Willie Desjardins was named his replacement for the remainder of this season. Assistant Don Nachbaur was also fired and replaced by Marco Sturm, though Sturm will not join the Kings until after the Deutschland Cup concludes next week to fulfill his obligations as coach of Germany.
The Kings are 4-8-1 this season, last in the Pacific Division, and have lost seven of their past nine games (2-7-0). They defeated the Columbus Blue Jackets 4-1 at Staples Center on Saturday.
Desjardins' debut will be Tuesday when the Kings host the Anaheim Ducks (10:30 p.m. ET; FS-W, PRIME, NHL.TV).
General manager Rob Blake had been monitoring the Kings since training camp and was not seeing enough emotion and commitment from players, an issue he believes Desjardins can help resolve.
"It hasn't gone the way we expect it to and we haven't played the way we expected to, so fast forward here today," Blake said. "What Willie will bring, what we want to bring back is we got to get the compete level up on our players. We got to get the passion back in the game, and we expect fully that he can right that and get us back in the right direction."
Desjardins, 61, was coach of the Vancouver Canucks for three seasons (2014-17), going 109-110-27.
Blake did not rule out player personnel changes moving forward, adding that "We're going to create a desire for these players to play well here."
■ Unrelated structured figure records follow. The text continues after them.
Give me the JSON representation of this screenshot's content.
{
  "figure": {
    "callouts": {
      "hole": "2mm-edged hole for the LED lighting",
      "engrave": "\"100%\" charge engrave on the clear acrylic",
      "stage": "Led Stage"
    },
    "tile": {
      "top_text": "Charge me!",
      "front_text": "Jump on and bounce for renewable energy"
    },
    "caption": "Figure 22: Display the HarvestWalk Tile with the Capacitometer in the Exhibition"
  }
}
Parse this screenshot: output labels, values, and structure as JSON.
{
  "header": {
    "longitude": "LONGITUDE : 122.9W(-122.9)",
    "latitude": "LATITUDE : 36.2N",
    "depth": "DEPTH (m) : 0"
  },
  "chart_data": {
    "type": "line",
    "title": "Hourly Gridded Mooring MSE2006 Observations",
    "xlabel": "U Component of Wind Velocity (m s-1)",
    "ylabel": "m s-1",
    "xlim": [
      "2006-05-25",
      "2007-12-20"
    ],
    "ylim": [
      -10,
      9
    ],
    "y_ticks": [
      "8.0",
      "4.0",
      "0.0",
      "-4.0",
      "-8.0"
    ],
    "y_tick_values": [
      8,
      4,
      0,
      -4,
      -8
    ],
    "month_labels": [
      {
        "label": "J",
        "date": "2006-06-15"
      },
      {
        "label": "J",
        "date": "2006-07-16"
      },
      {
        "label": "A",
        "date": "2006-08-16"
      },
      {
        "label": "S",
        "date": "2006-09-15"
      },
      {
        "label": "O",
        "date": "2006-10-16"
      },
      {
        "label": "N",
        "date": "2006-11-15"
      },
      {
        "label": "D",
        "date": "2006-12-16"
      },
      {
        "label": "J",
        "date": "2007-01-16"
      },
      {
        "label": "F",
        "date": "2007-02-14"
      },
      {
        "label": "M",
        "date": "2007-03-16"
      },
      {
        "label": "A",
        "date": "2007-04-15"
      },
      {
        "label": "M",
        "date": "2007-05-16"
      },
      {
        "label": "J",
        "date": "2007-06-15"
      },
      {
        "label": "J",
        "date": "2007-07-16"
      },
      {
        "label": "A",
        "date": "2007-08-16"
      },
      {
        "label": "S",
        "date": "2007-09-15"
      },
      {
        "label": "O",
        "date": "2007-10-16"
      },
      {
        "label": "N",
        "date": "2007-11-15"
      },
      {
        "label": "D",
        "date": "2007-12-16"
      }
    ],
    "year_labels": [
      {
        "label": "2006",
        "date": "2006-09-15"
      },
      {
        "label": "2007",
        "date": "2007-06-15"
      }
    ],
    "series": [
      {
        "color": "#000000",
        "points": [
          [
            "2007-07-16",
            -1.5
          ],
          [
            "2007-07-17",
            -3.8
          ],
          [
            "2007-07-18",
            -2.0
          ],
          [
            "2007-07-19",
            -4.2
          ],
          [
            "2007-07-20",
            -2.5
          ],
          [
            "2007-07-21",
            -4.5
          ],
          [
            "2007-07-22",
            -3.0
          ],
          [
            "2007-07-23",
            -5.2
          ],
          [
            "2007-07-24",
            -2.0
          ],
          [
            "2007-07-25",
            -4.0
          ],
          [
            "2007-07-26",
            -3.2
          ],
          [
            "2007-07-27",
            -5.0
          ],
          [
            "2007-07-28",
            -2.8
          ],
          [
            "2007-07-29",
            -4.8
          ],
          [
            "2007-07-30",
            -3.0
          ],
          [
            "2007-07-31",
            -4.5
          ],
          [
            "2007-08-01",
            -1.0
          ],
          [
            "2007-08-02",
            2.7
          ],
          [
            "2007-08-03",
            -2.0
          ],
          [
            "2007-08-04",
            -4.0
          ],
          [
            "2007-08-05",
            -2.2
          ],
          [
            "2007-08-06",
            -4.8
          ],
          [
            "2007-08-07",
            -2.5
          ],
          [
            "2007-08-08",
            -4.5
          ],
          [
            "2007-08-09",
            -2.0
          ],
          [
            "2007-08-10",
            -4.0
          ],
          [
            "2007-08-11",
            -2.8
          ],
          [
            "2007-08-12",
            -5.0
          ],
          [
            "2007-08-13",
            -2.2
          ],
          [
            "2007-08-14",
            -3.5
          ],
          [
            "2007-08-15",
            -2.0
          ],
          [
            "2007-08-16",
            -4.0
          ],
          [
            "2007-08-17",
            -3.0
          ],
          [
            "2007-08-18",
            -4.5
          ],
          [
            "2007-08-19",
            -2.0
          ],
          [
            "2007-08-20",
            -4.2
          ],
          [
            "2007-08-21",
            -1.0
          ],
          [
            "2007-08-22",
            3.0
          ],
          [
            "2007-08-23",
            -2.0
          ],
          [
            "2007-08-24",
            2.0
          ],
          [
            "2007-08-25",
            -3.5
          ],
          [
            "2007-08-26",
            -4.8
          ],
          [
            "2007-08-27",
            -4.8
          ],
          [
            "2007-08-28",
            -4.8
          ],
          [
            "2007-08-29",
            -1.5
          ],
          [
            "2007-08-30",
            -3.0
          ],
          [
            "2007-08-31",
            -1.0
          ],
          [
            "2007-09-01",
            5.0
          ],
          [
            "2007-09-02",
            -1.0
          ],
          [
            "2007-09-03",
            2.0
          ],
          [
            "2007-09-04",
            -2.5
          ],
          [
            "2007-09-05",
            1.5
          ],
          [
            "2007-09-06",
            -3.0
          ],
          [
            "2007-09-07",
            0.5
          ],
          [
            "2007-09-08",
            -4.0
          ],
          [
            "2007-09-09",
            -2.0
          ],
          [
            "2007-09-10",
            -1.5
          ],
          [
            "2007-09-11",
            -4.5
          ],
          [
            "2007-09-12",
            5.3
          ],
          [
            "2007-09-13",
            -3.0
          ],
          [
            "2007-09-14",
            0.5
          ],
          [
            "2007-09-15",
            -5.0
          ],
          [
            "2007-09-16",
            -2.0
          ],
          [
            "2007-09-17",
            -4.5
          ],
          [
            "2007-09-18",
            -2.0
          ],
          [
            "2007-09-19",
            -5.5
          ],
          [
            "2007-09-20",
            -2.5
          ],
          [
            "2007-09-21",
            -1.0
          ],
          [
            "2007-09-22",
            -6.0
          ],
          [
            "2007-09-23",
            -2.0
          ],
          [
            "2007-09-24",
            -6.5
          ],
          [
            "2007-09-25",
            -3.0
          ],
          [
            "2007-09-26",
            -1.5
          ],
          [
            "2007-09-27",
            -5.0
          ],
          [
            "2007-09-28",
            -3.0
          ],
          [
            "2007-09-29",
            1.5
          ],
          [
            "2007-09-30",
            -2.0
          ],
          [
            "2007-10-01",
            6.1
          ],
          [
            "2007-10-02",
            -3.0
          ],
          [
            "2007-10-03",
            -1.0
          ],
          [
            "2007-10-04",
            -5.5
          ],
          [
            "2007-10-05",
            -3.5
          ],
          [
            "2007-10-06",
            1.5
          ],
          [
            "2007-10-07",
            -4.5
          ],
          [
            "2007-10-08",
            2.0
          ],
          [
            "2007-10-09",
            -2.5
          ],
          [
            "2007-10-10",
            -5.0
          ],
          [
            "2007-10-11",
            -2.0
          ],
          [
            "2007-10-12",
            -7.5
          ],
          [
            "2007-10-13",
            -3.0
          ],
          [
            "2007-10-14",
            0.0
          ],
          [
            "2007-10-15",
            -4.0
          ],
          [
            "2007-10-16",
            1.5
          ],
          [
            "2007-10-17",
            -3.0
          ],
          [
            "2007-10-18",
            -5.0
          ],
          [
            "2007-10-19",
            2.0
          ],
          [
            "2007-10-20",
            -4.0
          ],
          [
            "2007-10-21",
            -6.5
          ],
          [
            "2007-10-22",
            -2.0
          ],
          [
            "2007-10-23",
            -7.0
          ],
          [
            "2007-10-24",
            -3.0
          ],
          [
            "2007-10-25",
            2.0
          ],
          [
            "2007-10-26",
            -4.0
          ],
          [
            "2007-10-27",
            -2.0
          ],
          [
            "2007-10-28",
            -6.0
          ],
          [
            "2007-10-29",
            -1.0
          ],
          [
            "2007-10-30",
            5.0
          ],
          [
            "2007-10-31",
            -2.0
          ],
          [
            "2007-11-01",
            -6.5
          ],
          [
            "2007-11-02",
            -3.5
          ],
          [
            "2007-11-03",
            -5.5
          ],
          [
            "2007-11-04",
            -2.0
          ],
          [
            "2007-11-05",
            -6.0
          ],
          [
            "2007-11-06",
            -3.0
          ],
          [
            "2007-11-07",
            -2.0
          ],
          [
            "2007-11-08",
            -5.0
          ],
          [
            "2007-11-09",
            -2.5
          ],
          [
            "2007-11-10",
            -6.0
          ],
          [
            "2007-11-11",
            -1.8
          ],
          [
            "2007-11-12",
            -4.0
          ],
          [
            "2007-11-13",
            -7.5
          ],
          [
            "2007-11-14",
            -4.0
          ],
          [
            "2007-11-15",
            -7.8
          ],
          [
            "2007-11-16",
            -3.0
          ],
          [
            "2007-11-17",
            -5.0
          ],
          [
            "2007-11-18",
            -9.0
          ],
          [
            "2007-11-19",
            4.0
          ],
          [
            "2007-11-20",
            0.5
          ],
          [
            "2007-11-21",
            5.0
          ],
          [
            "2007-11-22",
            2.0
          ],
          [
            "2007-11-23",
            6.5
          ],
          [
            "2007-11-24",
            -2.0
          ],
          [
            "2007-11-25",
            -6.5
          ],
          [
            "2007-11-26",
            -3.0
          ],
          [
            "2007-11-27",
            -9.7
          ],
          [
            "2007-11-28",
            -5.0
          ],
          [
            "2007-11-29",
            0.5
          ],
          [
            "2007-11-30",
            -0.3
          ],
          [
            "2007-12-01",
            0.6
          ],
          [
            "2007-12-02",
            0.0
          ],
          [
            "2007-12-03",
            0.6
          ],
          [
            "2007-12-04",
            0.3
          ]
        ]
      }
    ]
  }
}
Stevens, 52, had been with the Kings since the 2010-11 season and was hired to replace Darryl Sutter on April 23, 2017. An instrumental figure in building the Kings' defensive identity and structure, which helped them win the Stanley Cup in 2012 and 2014, Stevens went 45-29-8 in his first season as coach before Los Angeles was swept by the Vegas Golden Knights in the Western Conference First Round.
Stevens also coached the Philadelphia Flyers from 2006-09 and is 171-148-43 as an NHL coach.
Blake, in his second season as general manager, said it was "awful" and "terrible" to tell Stevens he was fired around 10 a.m. Sunday. However, Blake believes it was one of the few options available to shake up a team that president Luc Robitaille said in August has a three to four-year window to contend for the Stanley Cup.
The Kings signed forward Ilya Kovalchuk to a three-year, $18.75 million contract (average annual value $6.25 million) July 1 to help boost an offense that was 16th in the NHL last season with 2.89 goals per game. But Los Angeles is last in goals scored (28) and goals per game (2.15) and lost six in a row from Oct. 13-25. Goalie Jonathan Quick is also out 3-6 weeks following knee surgery.
"You look at training camp, you look at the regular season to where we are now, those expectations have not been met," Blake said. "We have really good players. We have players that can make plays. We expect them to make plays and we expect them to play with that level of compete, and it hasn't been (there). There's an accumulation of a lot of it through the season, but we need to get that straightened around immediately."